Russia, tempesta politica in arrivo: arrestato Udaltsov, leader anti-Putin

Prima “vittima” illustre del documentario-shock trasmesso la scorsa settimana dallemittente privata russa NTV, che mostrerebbe il leader della sinistra nazionalpopulista Sergei Udaltsov pianificare una serie di manifestazoni anti-Putin insieme ad uno dei principali fautori della Rivoluzione delle Rose in Georgia: si tratta proprio dello stesso Udaltsov, fermato dalle forze speciali russe con l’accusa di aver organizzato disordini di massa e rischia dieci anni di carcere.  Attualmente, l’uomo si trova in stato di fermo nei locali della SKR, la Commissione Investigativa russa, una struttura del Ministero dell’Interno che si occupa di reati politici a sfondo terroristico ed eversivo. L’arresto arriva a poco più di una settimana dalla messa in onda di “Anatomia di una protesta 2“, un reportage in cui una telecamera nascosta mostrava un uomo molto somigliante a Udaltsov incontrarsi a Minsk con il georgiano Givi Targamadze, molto vicino al presidente Saakashvili, e discutere sulle modalità per prendere il potere in diverse città della Russia. Le immagini non sono chiarissime (il filmato è di bassa qualità e molto sgranato) ma secondo gli esperti della Commissione Investigativa russa, il video sarebbe autentico. Non è della stessa opinione l’avvocato Violetta Volkova, legale di Udaltsov, secondo la quale il filmato sarebbe stato taroccato.
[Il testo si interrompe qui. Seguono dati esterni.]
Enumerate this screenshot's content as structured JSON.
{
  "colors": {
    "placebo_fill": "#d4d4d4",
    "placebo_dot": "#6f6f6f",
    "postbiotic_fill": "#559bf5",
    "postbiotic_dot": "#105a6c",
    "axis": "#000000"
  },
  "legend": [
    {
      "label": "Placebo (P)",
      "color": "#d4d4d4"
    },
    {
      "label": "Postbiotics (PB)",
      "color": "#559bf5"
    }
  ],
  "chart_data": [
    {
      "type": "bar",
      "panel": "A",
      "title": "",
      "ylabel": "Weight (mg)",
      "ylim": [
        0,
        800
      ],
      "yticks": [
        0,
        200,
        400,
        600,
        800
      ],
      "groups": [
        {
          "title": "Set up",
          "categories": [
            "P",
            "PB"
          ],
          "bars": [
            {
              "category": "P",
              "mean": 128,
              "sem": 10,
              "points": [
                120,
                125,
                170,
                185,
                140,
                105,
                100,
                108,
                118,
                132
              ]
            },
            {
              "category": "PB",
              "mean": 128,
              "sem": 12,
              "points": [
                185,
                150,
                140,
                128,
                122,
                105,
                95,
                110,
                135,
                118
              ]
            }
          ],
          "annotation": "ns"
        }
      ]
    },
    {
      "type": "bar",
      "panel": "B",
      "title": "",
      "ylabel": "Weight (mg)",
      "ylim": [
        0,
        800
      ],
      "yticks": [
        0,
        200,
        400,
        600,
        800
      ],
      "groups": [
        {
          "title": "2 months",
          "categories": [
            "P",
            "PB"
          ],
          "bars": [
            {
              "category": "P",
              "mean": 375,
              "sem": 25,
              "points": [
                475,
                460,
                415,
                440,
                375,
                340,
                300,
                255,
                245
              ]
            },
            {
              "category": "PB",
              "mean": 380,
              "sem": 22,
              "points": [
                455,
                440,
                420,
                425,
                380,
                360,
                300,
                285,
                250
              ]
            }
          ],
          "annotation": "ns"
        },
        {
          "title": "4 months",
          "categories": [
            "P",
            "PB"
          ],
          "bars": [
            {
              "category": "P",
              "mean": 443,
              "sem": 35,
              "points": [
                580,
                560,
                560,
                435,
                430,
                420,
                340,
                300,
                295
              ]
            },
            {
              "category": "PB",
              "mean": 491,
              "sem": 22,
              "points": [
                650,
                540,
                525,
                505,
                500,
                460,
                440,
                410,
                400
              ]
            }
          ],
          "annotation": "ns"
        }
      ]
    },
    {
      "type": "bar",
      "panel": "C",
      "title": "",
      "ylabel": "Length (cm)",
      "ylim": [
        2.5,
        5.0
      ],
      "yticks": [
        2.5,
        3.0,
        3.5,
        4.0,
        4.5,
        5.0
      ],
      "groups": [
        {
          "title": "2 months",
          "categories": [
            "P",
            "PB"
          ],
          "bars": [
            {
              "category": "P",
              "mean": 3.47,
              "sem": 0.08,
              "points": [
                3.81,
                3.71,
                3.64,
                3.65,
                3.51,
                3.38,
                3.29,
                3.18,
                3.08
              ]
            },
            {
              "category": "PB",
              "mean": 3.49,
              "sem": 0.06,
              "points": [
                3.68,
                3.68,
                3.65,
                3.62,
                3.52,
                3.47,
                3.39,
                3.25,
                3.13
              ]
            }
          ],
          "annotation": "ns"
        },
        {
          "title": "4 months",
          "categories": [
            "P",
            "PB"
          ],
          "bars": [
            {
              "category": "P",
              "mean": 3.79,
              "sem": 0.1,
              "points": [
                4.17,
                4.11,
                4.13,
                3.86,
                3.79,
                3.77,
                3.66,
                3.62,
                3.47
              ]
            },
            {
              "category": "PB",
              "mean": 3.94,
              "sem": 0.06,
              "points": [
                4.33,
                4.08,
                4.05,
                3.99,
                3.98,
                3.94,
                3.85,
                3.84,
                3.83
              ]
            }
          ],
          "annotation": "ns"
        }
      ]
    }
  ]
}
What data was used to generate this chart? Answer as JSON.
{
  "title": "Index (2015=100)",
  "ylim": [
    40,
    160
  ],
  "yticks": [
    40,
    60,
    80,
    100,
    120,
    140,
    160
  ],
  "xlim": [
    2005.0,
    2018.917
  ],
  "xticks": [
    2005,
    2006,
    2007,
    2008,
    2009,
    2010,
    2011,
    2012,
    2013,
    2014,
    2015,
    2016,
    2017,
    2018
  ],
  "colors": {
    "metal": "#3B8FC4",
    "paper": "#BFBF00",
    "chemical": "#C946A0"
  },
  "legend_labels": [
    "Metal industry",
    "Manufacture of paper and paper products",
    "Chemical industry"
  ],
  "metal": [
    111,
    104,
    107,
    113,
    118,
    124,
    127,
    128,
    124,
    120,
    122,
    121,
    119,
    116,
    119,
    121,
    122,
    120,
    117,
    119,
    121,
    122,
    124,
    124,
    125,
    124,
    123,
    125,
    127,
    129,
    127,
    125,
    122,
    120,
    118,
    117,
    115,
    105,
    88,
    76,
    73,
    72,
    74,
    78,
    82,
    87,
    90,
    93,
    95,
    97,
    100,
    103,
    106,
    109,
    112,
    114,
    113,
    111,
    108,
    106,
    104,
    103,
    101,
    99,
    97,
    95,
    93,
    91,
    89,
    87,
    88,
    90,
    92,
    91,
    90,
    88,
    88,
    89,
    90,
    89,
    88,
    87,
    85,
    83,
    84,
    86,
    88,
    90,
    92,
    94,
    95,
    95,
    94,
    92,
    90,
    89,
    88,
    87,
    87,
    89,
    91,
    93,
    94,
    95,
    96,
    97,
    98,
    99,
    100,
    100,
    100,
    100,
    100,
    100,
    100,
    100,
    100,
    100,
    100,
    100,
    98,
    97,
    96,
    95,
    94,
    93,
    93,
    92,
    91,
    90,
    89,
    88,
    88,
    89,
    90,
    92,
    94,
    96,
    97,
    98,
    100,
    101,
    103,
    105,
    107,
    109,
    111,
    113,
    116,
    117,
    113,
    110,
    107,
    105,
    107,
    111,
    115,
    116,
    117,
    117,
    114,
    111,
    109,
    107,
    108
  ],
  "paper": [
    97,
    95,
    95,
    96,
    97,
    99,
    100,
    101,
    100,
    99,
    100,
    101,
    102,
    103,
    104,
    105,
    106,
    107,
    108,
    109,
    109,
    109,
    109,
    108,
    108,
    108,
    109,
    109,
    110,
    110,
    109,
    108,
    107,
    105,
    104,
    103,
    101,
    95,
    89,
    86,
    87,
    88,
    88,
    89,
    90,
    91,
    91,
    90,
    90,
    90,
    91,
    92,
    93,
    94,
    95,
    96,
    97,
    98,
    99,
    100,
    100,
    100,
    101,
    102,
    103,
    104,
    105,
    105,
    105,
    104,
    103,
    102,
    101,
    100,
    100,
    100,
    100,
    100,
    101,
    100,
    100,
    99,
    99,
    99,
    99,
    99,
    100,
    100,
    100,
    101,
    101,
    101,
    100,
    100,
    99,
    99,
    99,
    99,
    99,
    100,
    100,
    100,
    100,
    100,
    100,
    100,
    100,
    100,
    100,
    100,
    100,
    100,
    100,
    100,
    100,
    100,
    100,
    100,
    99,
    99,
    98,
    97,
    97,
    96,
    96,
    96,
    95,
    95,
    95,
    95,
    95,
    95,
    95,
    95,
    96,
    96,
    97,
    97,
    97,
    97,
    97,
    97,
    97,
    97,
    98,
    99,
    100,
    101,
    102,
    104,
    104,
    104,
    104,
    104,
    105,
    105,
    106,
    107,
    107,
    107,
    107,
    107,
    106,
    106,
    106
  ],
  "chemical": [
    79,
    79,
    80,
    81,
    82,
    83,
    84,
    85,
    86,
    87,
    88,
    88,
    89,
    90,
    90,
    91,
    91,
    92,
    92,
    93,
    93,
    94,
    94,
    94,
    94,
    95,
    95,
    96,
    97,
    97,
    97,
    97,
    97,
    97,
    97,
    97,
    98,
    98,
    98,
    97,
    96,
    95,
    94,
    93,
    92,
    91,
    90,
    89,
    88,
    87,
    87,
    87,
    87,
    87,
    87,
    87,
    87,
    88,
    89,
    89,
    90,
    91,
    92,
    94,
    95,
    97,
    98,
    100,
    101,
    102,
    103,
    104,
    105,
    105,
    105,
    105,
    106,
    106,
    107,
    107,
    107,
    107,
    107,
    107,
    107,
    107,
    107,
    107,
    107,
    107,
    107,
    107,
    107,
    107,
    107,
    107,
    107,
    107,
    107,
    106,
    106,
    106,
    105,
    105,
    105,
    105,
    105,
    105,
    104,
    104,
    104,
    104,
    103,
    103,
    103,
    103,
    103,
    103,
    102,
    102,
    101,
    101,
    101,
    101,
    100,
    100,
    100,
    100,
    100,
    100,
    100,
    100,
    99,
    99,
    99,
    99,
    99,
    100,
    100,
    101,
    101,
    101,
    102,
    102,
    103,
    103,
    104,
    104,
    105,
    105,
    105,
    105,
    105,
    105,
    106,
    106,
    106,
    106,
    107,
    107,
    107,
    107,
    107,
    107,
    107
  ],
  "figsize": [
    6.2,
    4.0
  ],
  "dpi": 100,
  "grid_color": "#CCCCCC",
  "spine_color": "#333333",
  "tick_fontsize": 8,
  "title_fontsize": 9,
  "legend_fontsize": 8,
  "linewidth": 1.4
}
All’indomani della messa in onda del servizio Udaltsov aveva ammesso attività di fund-raising presso ambienti finanziari, ma aveva negato di aver mai discusso di azioni violente. Targamedze, che ha invece negato di aver mai incontrato Udaltsov, è andato giù più duro, bollando tutta questa vicenda come “propaganda russa”.

Mentre veniva portato al quartier generale della Commissione Investigativa russa, Udaltsov ha chiamato a raccolta la società civile russa “Spero che non resti in silenzio dinanzi a un’arbitraria a repressione “. Sabato 20 ottobre, intanto, l’opposizione scenderà in piazza in suo sostegno.

Dopo Michail Khodorkovskij e le Pussy Riot, si prospetta un nuovo caso politico destinato a far discutere, in Russia ma soprattutto all’estero.
Certo, se si pensa al fatto che NTV è controllata dalla Gazprom, qualche sospetto che ci si trovi in presenza di un falso può anche starci. Ma è anche vero che le dinamiche che portarono allo scoppio improvviso delle manifestazioni di piazza, dopo le elezioni parlamentari, sono simili a quelle generarono le rivoluzioni colorate in Ucraina e Georgia: troppo,  per non destare perplessità.